Beyond the gossip columns, Arquette’s had an interesting career, notoriously including a brief dalliance as a wrestler with WCW. He too has turned director with 2006 horror ‘The Tripper’ and upcoming TV movie ‘Truck’d Up,’ and will soon be seen alongside Kurt Russell in western horror ‘Bone Tomahawk.’
The biggest name in the cast at the time (making her early murder a major shock), the former child star and legendary Hollywood survivor remains the biggest player among the ‘Scream’ alumnus to this day, forging fruitful careers both as an actress and producer, as well as directing 2009′s ‘Whip It.’

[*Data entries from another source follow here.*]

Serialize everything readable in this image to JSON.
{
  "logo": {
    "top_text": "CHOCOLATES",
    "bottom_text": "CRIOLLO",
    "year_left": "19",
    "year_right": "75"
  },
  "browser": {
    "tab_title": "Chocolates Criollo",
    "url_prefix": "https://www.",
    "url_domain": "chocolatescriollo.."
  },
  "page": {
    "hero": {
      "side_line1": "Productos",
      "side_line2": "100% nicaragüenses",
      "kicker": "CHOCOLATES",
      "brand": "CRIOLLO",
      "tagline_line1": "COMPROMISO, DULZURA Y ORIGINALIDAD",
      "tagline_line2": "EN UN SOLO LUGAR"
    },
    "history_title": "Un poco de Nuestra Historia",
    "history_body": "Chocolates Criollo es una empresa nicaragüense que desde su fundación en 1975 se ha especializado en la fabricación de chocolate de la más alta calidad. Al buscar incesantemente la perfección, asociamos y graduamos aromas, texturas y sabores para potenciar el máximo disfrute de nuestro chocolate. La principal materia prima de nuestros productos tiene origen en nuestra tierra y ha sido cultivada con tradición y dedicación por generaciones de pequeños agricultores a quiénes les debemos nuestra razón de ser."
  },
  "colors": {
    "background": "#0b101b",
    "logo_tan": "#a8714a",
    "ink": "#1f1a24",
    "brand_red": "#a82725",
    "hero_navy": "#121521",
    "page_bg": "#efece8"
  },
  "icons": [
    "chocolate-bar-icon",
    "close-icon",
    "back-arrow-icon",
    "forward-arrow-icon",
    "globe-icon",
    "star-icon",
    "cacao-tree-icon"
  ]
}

She will next be seen alongside Toni Collette in upcoming comedy drama ‘Miss You Already.’
As the one who delivers the famous speech breaking down the rules of surviving a horror movie, Kennedy’s awkward movie nerd Randy became exposition guy #1 in the ‘Scream’ series - so much so that they even found a sneaky way to bring him back for one scene in ‘Scream 3,’ after he was killed in the second one.
Kennedy’s career outside of these films has been variable. His TV comedy series ‘The Jamie Kennedy Experiment’ ran for five years, and he had a recurring role on ‘Ghost Whisperer,’ but taking the lead in the infamously awful ‘Son of the Mask’ didn’t do his movie career any favours.
He’ll next be seen in ‘Tremors 5: Bloodlines,’ going straight to DVD later this year.
Already known for his similarly high-energy turn in 1995′s ‘Hackers,’ Lillard’s manic performance as Stu - surprisingly revealed as one of the killers in the finale - was among the most memorable elements of ‘Scream.’ It also meant he tended to get stuck playing crazy guys.
He’s best known since for playing Shaggy in the two live action ‘Scooby Doo’ movies - a role he has carried over into the small screen, voicing the character on every ‘Scooby Doo’ cartoon and video game since 2010.
He recently took the lead in a TV movie remake of ‘Problem Child’ - and, on the more mature end of things, has had roles in TV’s ‘The Bridge’ and ‘State of Affairs.’
Like Cox, Campbell landed ‘Scream’ whilst two years into a successful TV series, ‘Party of Five,’ and already had some horror cred from her role in ‘The Craft,’ released earlier in 1996.
As series heroine Sydney, she would return for all three ‘Scream’ sequels, but outside of those she has largely avoided the mainstream since in favour of indie and arthouse films, and theatre work. She is now set to join the cast of Netflix series ‘House of Cards.’
While ‘Scream’ introduced a mass audience to McGowan, she quickly became a cult icon thanks to a series of edgy indie roles and a high profile relationship with Marilyn Manson. Then in 2001 she joined the cast of TV’s ‘Charmed,’ where she stayed until the show ended in 2006.
She returned to the limelight as the star of both films in Quentin Tarantino and Robert Rodriguez’s notorious box office flop (but cult sensation) ‘Grindhouse;’ further leading roles in ‘Barbarella’ and ‘Red Sonja’ were planned with Rodriguez, but the films failed to get made.
Most recently, McGowan made headlines by publicly shaming a sexist casting call on Twitter, for which she wound up losing her agent but gaining widespread respect online.
Like Campbell, Ulrich also came to ‘Scream’ fresh from ‘The Craft’ to take the role of Sydney’s dreamy boyfriend Billy - and stunned everyone by turning out to be one of the killers.
Despite this eye-catching breakthrough and subsequent roles in the Oscar-winning ‘As Good As It Gets’ and Ang Lee’s ‘Ride with the Devil,’ Ulrich’s movie career never quite took off. However, he has worked steadily in TV, and will soon be seen in comedy drama ‘Lost in Austin.’